La formation est importante pour établir une profession et sa discipline tels qu'en font foi les textes de l'Association des archivistes du Québec. D'ailleurs, les affirmations de l'AAQ ne restent pas "lettre morte" comme le prouvent les 21 ateliers de formation (continue) donnés par l'AAQ durant l'année 1997-1998 et qui rejoignirent 430 personnes (Bailllargeon, 1998, p. 4).
Dans la formation actuelle en archivistique (donnée par l'AAQ et les écoles), un besoin se fait sentir de connaître et d'apprivoiser les nouvelles technologies pour mieux les utiliser dans l'exercice de la profession d'archiviste. En outre, il ne faut pas oublier que ce qui contribue à la compétence de l'archiviste c'est cette formation. D'ailleurs, Mulé du Luigi en 1996 affirmait que l'archiviste du 21ème siècle est un professionnel qui s'appuie sur une formation scientifique de niveau universitaire (Bourque et al., 1997-1998, p. 18). Les programmes d'enseignement viennent alors orienter les objectifs du futur archiviste.
Selon Carol Couture, dans les trois universités québécoises francophones qui offrent des cours en archivistique (Université de Montréal, Université du Québec à Montréal et Université Laval à Québec), leur programme d'enseignement pour ce sujet reflète la préoccupation d'étudier l'archivistique en fonction du contenu (l'information consignée par une personne physique ou morale) des documents d'archives plutôt que celui du contenant (le document) (Couture, 1996, p. 11 et 15). Dans ces universités, des certificats au niveau du baccalauréat permettent de former des professionnels de l'archivistique, mais seulement l'Université Laval et l'Université de Montréal offrent la possibilité de poursuivre leur éducation au deuxième cycle des études supérieures tout comme l'Université McGill le permet dans la langue anglaise (Garon, 1993, p. 33). Il y a même un programme de doctorat, offert à l'Université de Montréal, pour pousser plus loin dans les connaissances et recherches. En fait, pour exercer de façon plus solide, cela prend une formation adéquate que les universités devront développer dans le sens de l'évolution de l'archivistique -de s'adapter à la réalité en d'autres termes- afin que les archivistes qui sortiront de l'école fassent progresser la profession et de leurs connaissances et de leurs réflexions personnelles.

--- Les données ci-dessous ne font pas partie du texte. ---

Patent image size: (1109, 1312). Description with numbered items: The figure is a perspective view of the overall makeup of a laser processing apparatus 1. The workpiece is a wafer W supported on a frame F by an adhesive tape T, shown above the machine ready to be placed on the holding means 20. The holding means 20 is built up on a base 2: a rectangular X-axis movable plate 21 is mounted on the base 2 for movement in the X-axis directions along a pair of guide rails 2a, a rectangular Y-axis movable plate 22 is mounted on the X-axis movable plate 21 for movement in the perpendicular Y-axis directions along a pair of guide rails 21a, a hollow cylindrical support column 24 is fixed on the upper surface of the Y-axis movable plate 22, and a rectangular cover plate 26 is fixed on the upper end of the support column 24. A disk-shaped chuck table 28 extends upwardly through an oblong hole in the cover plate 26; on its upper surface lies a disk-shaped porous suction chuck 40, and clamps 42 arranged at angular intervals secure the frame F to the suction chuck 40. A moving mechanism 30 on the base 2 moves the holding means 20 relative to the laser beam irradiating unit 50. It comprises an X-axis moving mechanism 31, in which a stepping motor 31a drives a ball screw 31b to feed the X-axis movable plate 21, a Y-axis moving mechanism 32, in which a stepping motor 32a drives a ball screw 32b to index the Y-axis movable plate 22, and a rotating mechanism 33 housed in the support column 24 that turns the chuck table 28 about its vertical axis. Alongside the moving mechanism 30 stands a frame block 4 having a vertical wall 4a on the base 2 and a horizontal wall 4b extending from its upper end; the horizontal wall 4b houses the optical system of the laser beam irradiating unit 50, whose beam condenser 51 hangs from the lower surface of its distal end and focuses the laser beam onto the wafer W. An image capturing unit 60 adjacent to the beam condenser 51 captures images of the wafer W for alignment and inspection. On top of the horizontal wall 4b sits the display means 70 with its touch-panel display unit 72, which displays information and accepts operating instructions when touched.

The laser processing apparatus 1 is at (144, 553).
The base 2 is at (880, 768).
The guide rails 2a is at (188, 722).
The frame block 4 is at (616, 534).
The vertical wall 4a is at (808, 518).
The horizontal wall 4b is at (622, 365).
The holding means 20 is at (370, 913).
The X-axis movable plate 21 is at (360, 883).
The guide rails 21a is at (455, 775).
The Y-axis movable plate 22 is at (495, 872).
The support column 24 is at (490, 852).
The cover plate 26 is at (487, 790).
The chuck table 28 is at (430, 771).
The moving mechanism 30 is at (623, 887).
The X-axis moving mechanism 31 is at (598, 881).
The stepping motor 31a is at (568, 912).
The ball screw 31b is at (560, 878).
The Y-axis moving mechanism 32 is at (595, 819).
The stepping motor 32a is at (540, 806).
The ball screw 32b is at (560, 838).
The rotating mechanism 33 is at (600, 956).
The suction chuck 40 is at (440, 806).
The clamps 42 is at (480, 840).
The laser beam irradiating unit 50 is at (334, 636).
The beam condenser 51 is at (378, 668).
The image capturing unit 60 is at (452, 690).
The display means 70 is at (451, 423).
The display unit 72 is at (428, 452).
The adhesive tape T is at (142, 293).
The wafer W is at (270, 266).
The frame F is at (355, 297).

Une façon de se faire reconnaître par la société comme une profession importante pour le fonctionnement et le développement de celle-ci est l'implication au niveau culturel afin d'obtenir une plus grande visibilité. La participation des archivistes à d'autres congrès que le leur serait un moyen tout comme l'implication officielle de l'AAQ -et pas seulement l'action d'une poignée d'archivistes isolés- à propos de sujets chauds de l'actualité tels que le système de santé et les frais de scolarité en serait un autre. Une autre possibilité est de s'impliquer lorsque des lois concernant le domaine archivistique et ses professionnels viennent sur la sellette de la politique. En ce sens, l'AAQ a déposé récemment un mémoire sur la révision quinquennale de la loi d'accès à l'information et sur la protection des renseignements qui a entraîné la rédaction d'articles dans les journaux et une entrevue radiophonique sur ce sujet (Baillargeon, 1998, p. 4).
Après la société, c'est aux membres qu'il faut s'attarder afin de garder vivante et toujours en évolution leur démarche intellectuelle au niveau des principes archivistiques à appliquer. Un bon moyen de préserver ce dynamisme est la publication d'articles dans des revues spécialisées sur le domaine telles que Archivaria au niveau canadien et Archives au niveau québécois.

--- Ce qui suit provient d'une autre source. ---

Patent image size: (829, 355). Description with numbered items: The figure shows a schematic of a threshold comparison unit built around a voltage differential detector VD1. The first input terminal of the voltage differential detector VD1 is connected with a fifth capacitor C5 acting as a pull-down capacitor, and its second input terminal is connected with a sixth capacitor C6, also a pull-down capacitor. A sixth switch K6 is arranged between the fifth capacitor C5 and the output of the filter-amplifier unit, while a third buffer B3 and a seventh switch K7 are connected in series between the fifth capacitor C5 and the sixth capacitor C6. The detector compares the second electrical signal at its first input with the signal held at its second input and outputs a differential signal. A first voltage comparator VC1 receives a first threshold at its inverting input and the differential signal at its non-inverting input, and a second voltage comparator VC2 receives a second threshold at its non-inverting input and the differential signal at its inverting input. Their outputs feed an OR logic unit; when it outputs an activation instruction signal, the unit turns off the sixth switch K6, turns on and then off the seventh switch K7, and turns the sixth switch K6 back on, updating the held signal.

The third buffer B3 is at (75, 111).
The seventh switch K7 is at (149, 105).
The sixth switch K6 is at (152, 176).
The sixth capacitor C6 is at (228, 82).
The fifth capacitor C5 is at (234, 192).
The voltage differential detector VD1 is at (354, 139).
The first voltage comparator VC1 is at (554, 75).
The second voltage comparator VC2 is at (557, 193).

En regardant la situation présente de la profession d'archiviste et la conjoncture économique actuelle qui provoque des compressions au niveau du personnel (dont les personnes affectées à la gestion des documents en l'occurrence les archivistes), les actions à envisager ne doivent pas être réalisées pour donner seulement une reconnaissance à l'archiviste, mais aussi afin de démontrer sa valeur essentielle à des administrateurs voraces de coupures.
Forts de cette idée, il est approprié de se demander maintenant quelles sont les actions entreprises dans ce sens par l'Association des archivistes du Québec. Après tout, cette dernière cherche à soutenir le travail de ses membres tel que défini dans les éléments de sa mission qu'elle doit assurer : "une représentation adéquate de la profession au sein de la société et auprès des corps politiques" (AAQ, 1998d). Pour ce faire, l'association se donna l'orientation générale pour les années 1993 à 1996 d'obtenir une reconnaissance professionnelle de ses membres. Ayant obtenu une certaine évolution à ce sujet, l'AAQ veut maintenant affirmer davantage l'archivistique en agissant par rapport à cinq orientations stratégiques qui sont : la promotion de l'archivistique, la technologie et le défi qu'elle présente, la formation et le perfectionnement, une plus grande concertation et l'obtention d'une gestion adaptée à la conjoncture (AAQ, 1998e). Pour le volet professionnel, c'est la formation qui est mise de l'avant pour obtenir des spécialistes prêts à affronter la gestion actuelle. Encore une fois, la formation est au cœur de la reconnaissance de cette profession.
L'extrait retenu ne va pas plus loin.